During a televised news conference, Dylan (Michael Angarano) is supposed to give a speech about how grateful he is that the charity, United Wish Givers, could convince his football idol, Jason O’Malley, to toss the ball with him. But whether it was the high-grade medical marijuana he smoked beforehand or just his own teenage arrogance, that’s not what he says. Instead, Dylan apologizes to his bemused hero and announces he’s changing his wish into spending a weekend, alone, with the famous model Nikki Sinclair (Sunny Mabrey).

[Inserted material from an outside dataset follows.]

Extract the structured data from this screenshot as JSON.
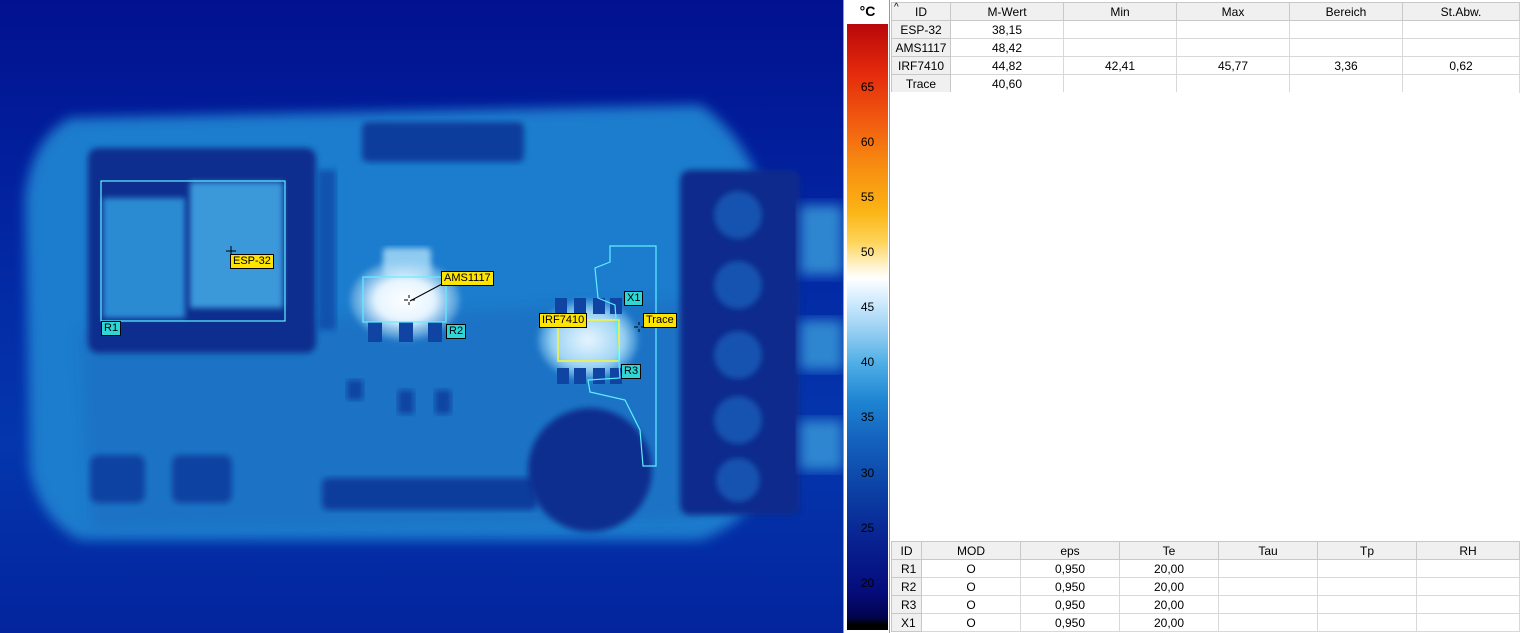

Why a 16-year-old football-playing kid with cancer would be obsessed with a runway model as opposed to, say, a Maxim centerfold girl is beyond me – but this isn’t the last time we’ll be asked to forget reasonable logic. We quickly learn that the Wish Givers’ press conference is watched by the entire North American continent, as every friendly person Dylan encounters on his quest to win Nikki’s heart has seen it, has a photographic memory and is more than eager to facilitate Operation Meet Nikki (who, by the way, turns out to be an alcoholic).
Normally all of this contrivance and cancer would never find its way past the Fox Family Channel, but the bad is balanced out by a surprising amount of good. Dylan’s relationship with his mother, played by Cynthia Nixon with tearjerking gusto, is filled with candor and insight as he and Karen (Nixon) deal with their own pain as much as the other’s. In one intimate moment, a stoned Dylan casually tells her he wants his ashes strewn over his late father’s favorite fishing spot. Karen, realizing her son’s anguish and refraining from revealing too much of her own, tells him it’s the most beautiful idea she’s ever heard.
While Sunny Mabrey (known from XXX) plays Nikki as flatly as a cartoon, the other two leads knock it out of the ballpark. Nixon is touching as Karen, selling her affectionate trademark delivery (snappy but heartfelt) in lines like, “We named him after Dylan Thomas; I used to hate it when people thought he was named after that whiny singer.”
And in his first dramatic starring role, Angarano hits the right mark between lightheartedness and melodrama. Dylan’s accessibility lies in his rite of passage, a process accelerated by his urgent need to accept his imminent death. The young, baby-faced actor believably infuses the life of a dying teenager into a film that’s sometimes realistic and wise-cracking but other times ridiculous and overwrought.